For those morally or emotionally opposed to any activity, be it “big box” development, same-sex marriage or gaming, no amount of study, review or consultation is ever sufficient unless it achieves their fundamental objective, which is to proscribe behaviour and deny availability.

Provincial governments play the twin roles of regulator (in accordance with the law) and beneficiary (in accordance with the general sentiments of Canadians that gaming should be controlled by government and that the majority of the proceeds be directed to public revenues, similar to their attitudes regarding the control, distribution and sale of alcoholic beverages).

A primary purpose for government involvement in gaming is to raise non-tax revenues from a number of sources, including redirecting economic activity from the underground economy, repatriating revenue from foreign tourist destinations and creating new tourism spending. The

Globe editorial quoted average annual adult gaming spending ($481 nationally, $641 in Alberta), which comes out to $1.30 to $1.75 a day (about what the average Canadian spends for a coffee).These revenues are no more regressive than taxes levied on tickets to sports and entertainment events or the revenues from the sale of alcoholic beverages, and may be less so. Notwithstanding Globe assertions, the fact is that the average casino gaming patron is slightly wealthier and better educated than the general population.

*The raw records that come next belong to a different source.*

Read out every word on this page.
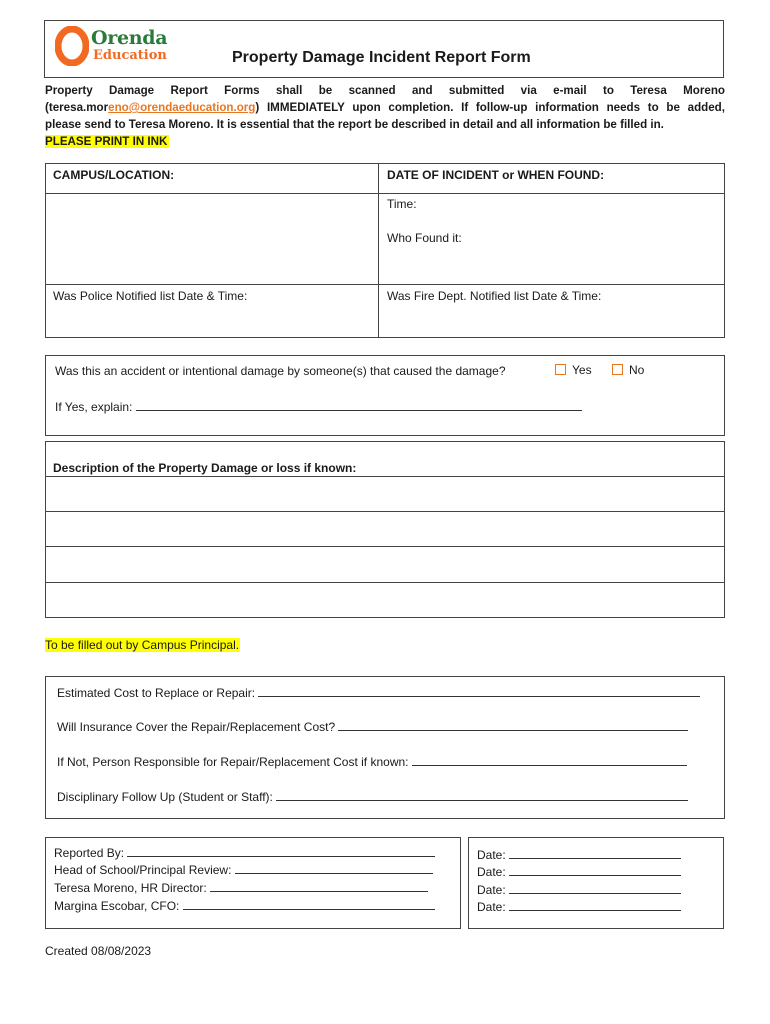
Orenda
Education	Property Damage Incident Report Form
Property Damage Report Forms shall be scanned and submitted via e-mail to Teresa Moreno
(teresa.moreno@orendaeducation.org) IMMEDIATELY upon completion. If follow-up information needs to be added,
please send to Teresa Moreno. It is essential that the report be described in detail and all information be filled in.
PLEASE PRINT IN INK
CAMPUS/LOCATION:	DATE OF INCIDENT or WHEN FOUND:
Time:
Who Found it:
Was Police Notified list Date & Time:	Was Fire Dept. Notified list Date & Time:
Was this an accident or intentional damage by someone(s) that caused the damage?	Yes	No
If Yes, explain:
Description of the Property Damage or loss if known:
To be filled out by Campus Principal.
Estimated Cost to Replace or Repair:
Will Insurance Cover the Repair/Replacement Cost?
If Not, Person Responsible for Repair/Replacement Cost if known:
Disciplinary Follow Up (Student or Staff):
Reported By:
Head of School/Principal Review:
Teresa Moreno, HR Director:
Margina Escobar, CFO:
Date:
Date:
Date:
Date:
Created 08/08/2023
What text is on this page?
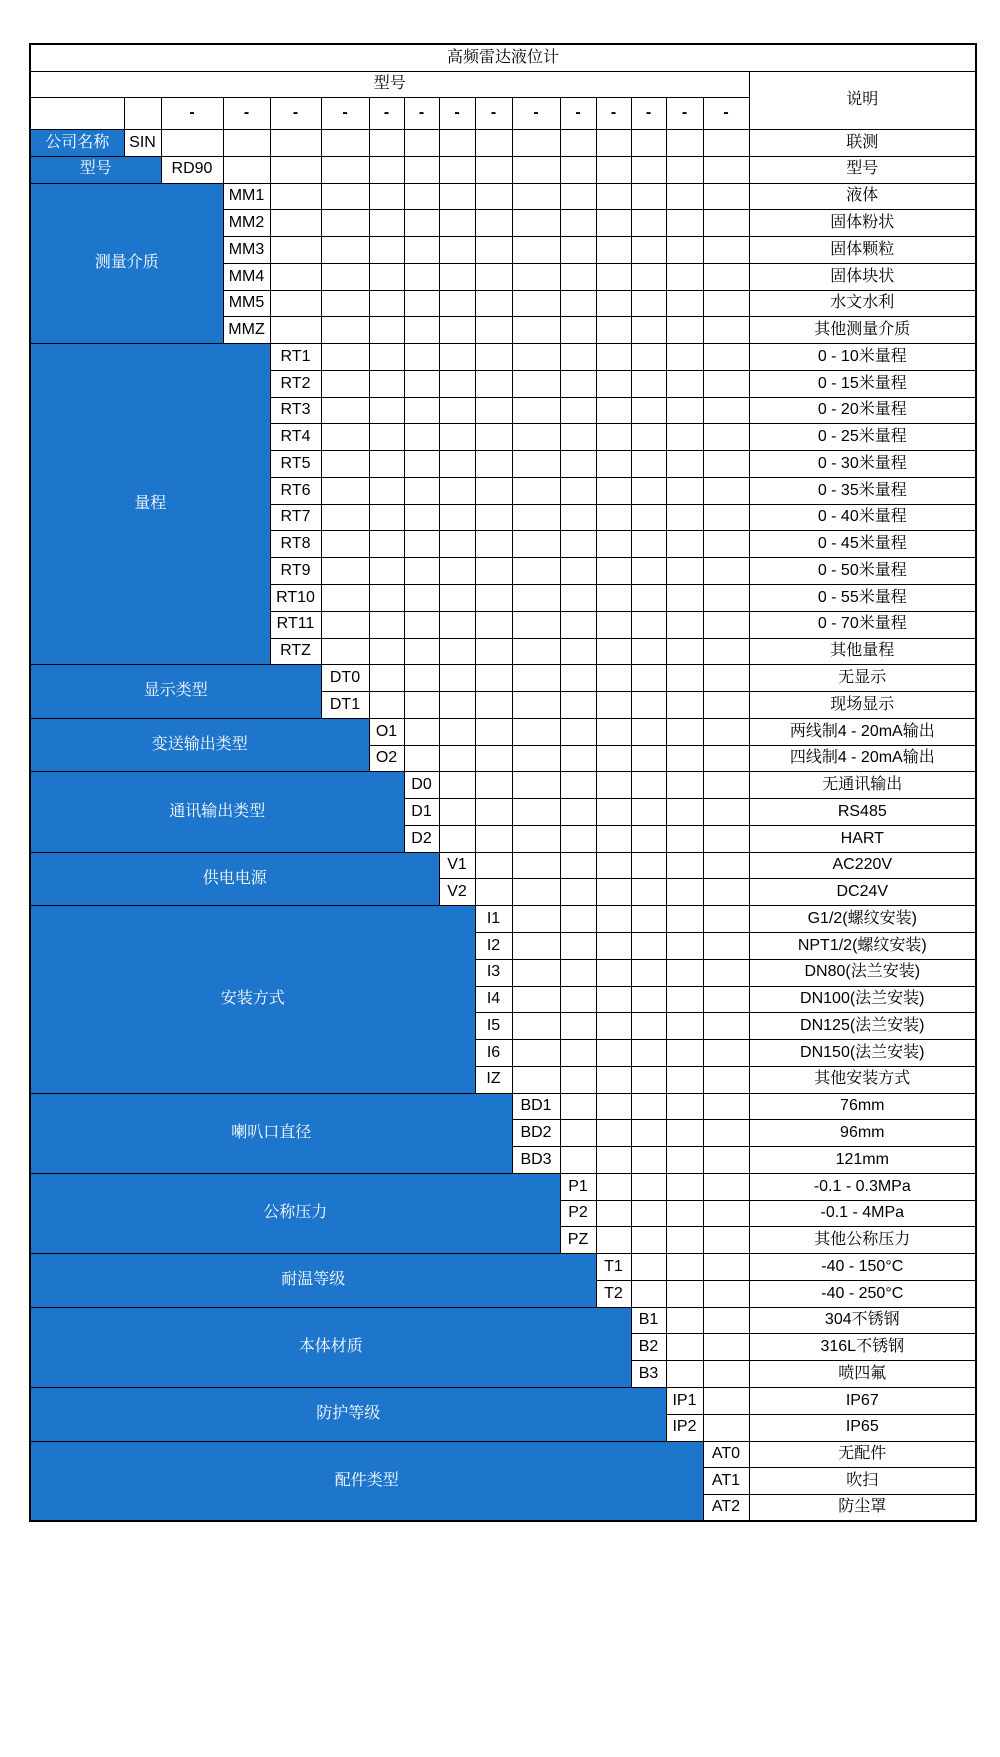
高频雷达液位计																
型号																说明
		-	-	-	-	-	-	-	-	-	-	-	-	-	-	
公司名称	SIN															联测
型号		RD90														型号
测量介质			MM1													液体
			MM2													固体粉状
			MM3													固体颗粒
			MM4													固体块状
			MM5													水文水利
			MMZ													其他测量介质
量程				RT1												0 - 10米量程
				RT2												0 - 15米量程
				RT3												0 - 20米量程
				RT4												0 - 25米量程
				RT5												0 - 30米量程
				RT6												0 - 35米量程
				RT7												0 - 40米量程
				RT8												0 - 45米量程
				RT9												0 - 50米量程
				RT10												0 - 55米量程
				RT11												0 - 70米量程
				RTZ												其他量程
显示类型					DT0											无显示
					DT1											现场显示
变送输出类型						O1										两线制4 - 20mA输出
						O2										四线制4 - 20mA输出
通讯输出类型							D0									无通讯输出
							D1									RS485
							D2									HART
供电电源								V1								AC220V
								V2								DC24V
安装方式									I1							G1/2(螺纹安装)
									I2							NPT1/2(螺纹安装)
									I3							DN80(法兰安装)
									I4							DN100(法兰安装)
									I5							DN125(法兰安装)
									I6							DN150(法兰安装)
									IZ							其他安装方式
喇叭口直径										BD1						76mm
										BD2						96mm
										BD3						121mm
公称压力											P1					-0.1 - 0.3MPa
											P2					-0.1 - 4MPa
											PZ					其他公称压力
耐温等级												T1				-40 - 150°C
												T2				-40 - 250°C
本体材质													B1			304不锈钢
													B2			316L不锈钢
													B3			喷四氟
防护等级														IP1		IP67
														IP2		IP65
配件类型															AT0	无配件
															AT1	吹扫
															AT2	防尘罩
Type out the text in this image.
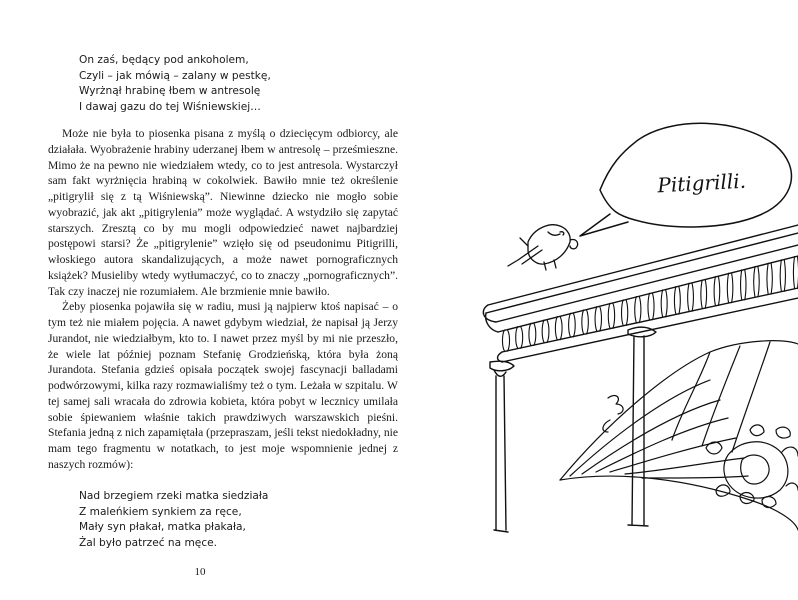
On zaś, będący pod ankoholem,
Czyli – jak mówią – zalany w pestkę,
Wyrżnął hrabinę łbem w antresolę
I dawaj gazu do tej Wiśniewskiej…

Może nie była to piosenka pisana z myślą o dziecięcym odbiorcy, ale działała. Wyobrażenie hrabiny uderzanej łbem w antresolę – prześmieszne. Mimo że na pewno nie wiedziałem wtedy, co to jest antresola. Wystarczył sam fakt wyrżnięcia hrabiną w cokolwiek. Bawiło mnie też określenie „pitigrylił się z tą Wiśniewską”. Niewinne dziecko nie mogło sobie wyobrazić, jak akt „pitigrylenia” może wyglądać. A wstydziło się zapytać starszych. Zresztą co by mu mogli odpowiedzieć nawet najbardziej postępowi starsi? Że „pitigrylenie” wzięło się od pseudonimu Pitigrilli, włoskiego autora skandalizujących, a może nawet pornograficznych książek? Musieliby wtedy wytłumaczyć, co to znaczy „pornograficznych”. Tak czy inaczej nie rozumiałem. Ale brzmienie mnie bawiło.

Żeby piosenka pojawiła się w radiu, musi ją najpierw ktoś napisać – o tym też nie miałem pojęcia. A nawet gdybym wiedział, że napisał ją Jerzy Jurandot, nie wiedziałbym, kto to. I nawet przez myśl by mi nie przeszło, że wiele lat później poznam Stefanię Grodzieńską, która była żoną Jurandota. Stefania gdzieś opisała początek swojej fascynacji balladami podwórzowymi, kilka razy rozmawialiśmy też o tym. Leżała w szpitalu. W tej samej sali wracała do zdrowia kobieta, która pobyt w lecznicy umilała sobie śpiewaniem właśnie takich prawdziwych warszawskich pieśni. Stefania jedną z nich zapamiętała (przepraszam, jeśli tekst niedokładny, nie mam tego fragmentu w notatkach, to jest moje wspomnienie jednej z naszych rozmów):

Nad brzegiem rzeki matka siedziała
Z maleńkiem synkiem za ręce,
Mały syn płakał, matka płakała,
Żal było patrzeć na męce.
10
Pitigrilli.
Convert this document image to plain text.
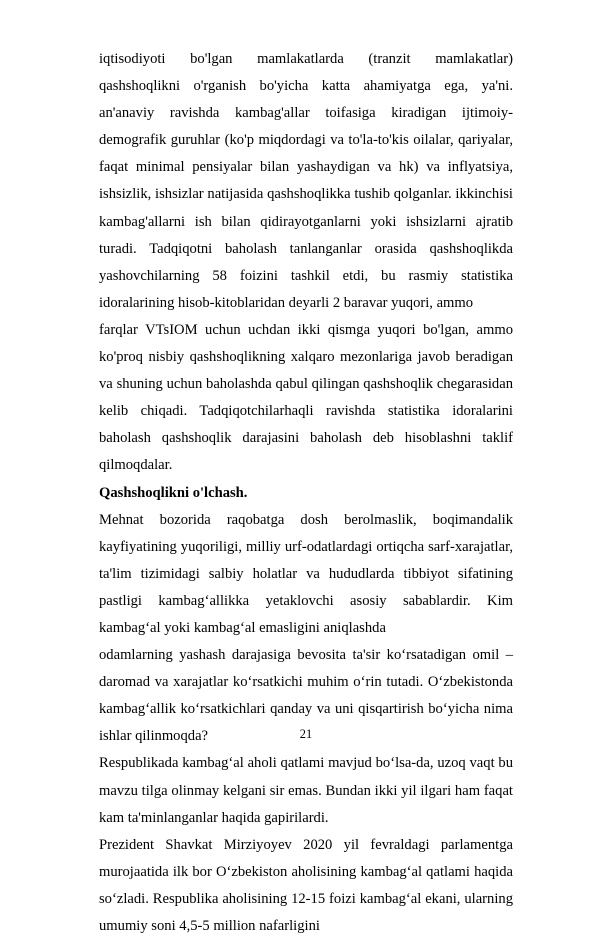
iqtisodiyoti bo'lgan mamlakatlarda (tranzit mamlakatlar) qashshoqlikni o'rganish bo'yicha katta ahamiyatga ega, ya'ni. an'anaviy ravishda kambag'allar toifasiga kiradigan ijtimoiy-demografik guruhlar (ko'p miqdordagi va to'la-to'kis oilalar, qariyalar, faqat minimal pensiyalar bilan yashaydigan va hk) va inflyatsiya, ishsizlik, ishsizlar natijasida qashshoqlikka tushib qolganlar. ikkinchisi kambag'allarni ish bilan qidirayotganlarni yoki ishsizlarni ajratib turadi. Tadqiqotni baholash tanlanganlar orasida qashshoqlikda yashovchilarning 58 foizini tashkil etdi, bu rasmiy statistika idoralarining hisob-kitoblaridan deyarli 2 baravar yuqori, ammo

farqlar VTsIOM uchun uchdan ikki qismga yuqori bo'lgan, ammo ko'proq nisbiy qashshoqlikning xalqaro mezonlariga javob beradigan va shuning uchun baholashda qabul qilingan qashshoqlik chegarasidan kelib chiqadi. Tadqiqotchilarhaqli ravishda statistika idoralarini baholash qashshoqlik darajasini baholash deb hisoblashni taklif qilmoqdalar.

Qashshoqlikni o'lchash.

Mehnat bozorida raqobatga dosh berolmaslik, boqimandalik kayfiyatining yuqoriligi, milliy urf-odatlardagi ortiqcha sarf-xarajatlar, ta'lim tizimidagi salbiy holatlar va hududlarda tibbiyot sifatining pastligi kambagʻallikka yetaklovchi asosiy sabablardir. Kim kambagʻal yoki kambagʻal emasligini aniqlashda

odamlarning yashash darajasiga bevosita ta'sir koʻrsatadigan omil – daromad va xarajatlar koʻrsatkichi muhim oʻrin tutadi. Oʻzbekistonda kambagʻallik koʻrsatkichlari qanday va uni qisqartirish boʻyicha nima ishlar qilinmoqda?

Respublikada kambagʻal aholi qatlami mavjud boʻlsa-da, uzoq vaqt bu mavzu tilga olinmay kelgani sir emas. Bundan ikki yil ilgari ham faqat kam ta'minlanganlar haqida gapirilardi.

Prezident Shavkat Mirziyoyev 2020 yil fevraldagi parlamentga murojaatida ilk bor Oʻzbekiston aholisining kambagʻal qatlami haqida soʻzladi. Respublika aholisining 12-15 foizi kambagʻal ekani, ularning umumiy soni 4,5-5 million nafarligini

21
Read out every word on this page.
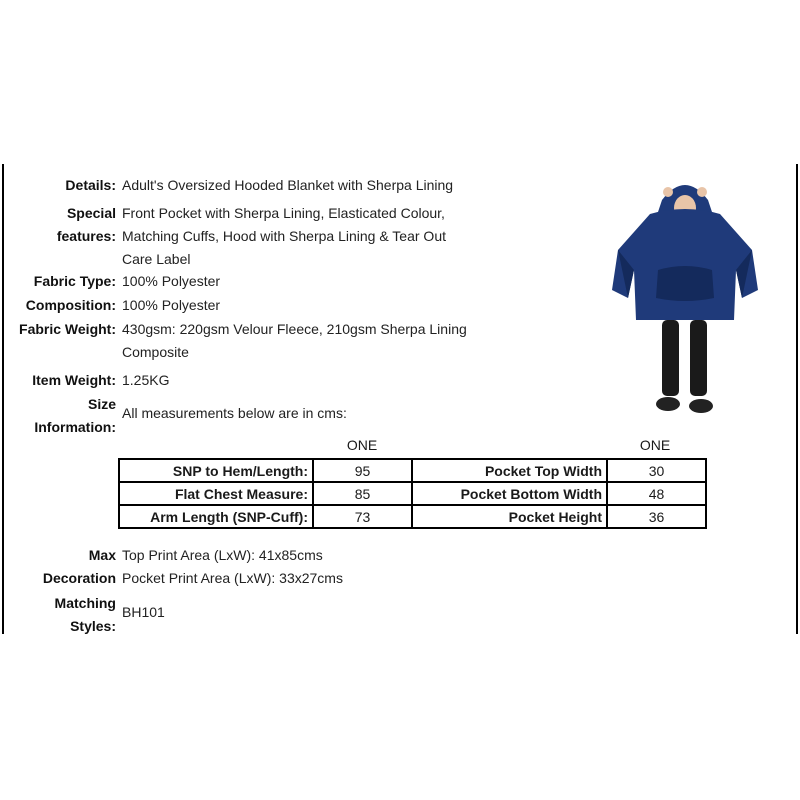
Details: Adult's Oversized Hooded Blanket with Sherpa Lining
Special
features:
Front Pocket with Sherpa Lining, Elasticated Colour,
Matching Cuffs, Hood with Sherpa Lining & Tear Out
Care Label
Fabric Type: 100% Polyester
Composition: 100% Polyester
Fabric Weight: 430gsm: 220gsm Velour Fleece, 210gsm Sherpa Lining
Composite
Item Weight: 1.25KG
Size
Information:
All measurements below are in cms:
ONE	ONE
SNP to Hem/Length:	95	Pocket Top Width	30
Flat Chest Measure:	85	Pocket Bottom Width	48
Arm Length (SNP-Cuff):	73	Pocket Height	36
Max
Decoration
Top Print Area (LxW): 41x85cms
Pocket Print Area (LxW): 33x27cms
Matching
Styles:
BH101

The source of The Globe’s contention “that 36 per cent of the revenue in Ontario’s casinos came from the 5 per cent of gamblers with addictions” is the recently published The Demographic Sources of Ontario Gaming Revenue. This estimate, to use the words of the report’s authors, is “very tentative.” According to the report, “the findings concerning gambling expenditures are tentative. ….. The proportion of revenue from severe problem gamblers is very tentative. ….. Reported expenditures did not match up to actual revenues.” This, together with the authors’ estimates of problem gaming being as much as 140 per cent greater than other studies, raisesserious doubts regarding the conclusions drawn.

To put the findings in perspective, the Report to the National Gambling Impact Study Commission, prepared by the National Opinion Research Center at the University of Chicago, estimated that less than 4 per cent of gross daily casino revenues are attributable to problem gamblers.

If history has taught us anything, it’s that prohibition or severely limiting access doesn’t work. It just drives activity underground and criminalizes the normal responsible social behaviour of the vast majority of people. Personal responsibility and freedom of choice are heartfelt, long-standing Canadian values.

William Rutsey is president and CEO of the Canadian Gaming Association.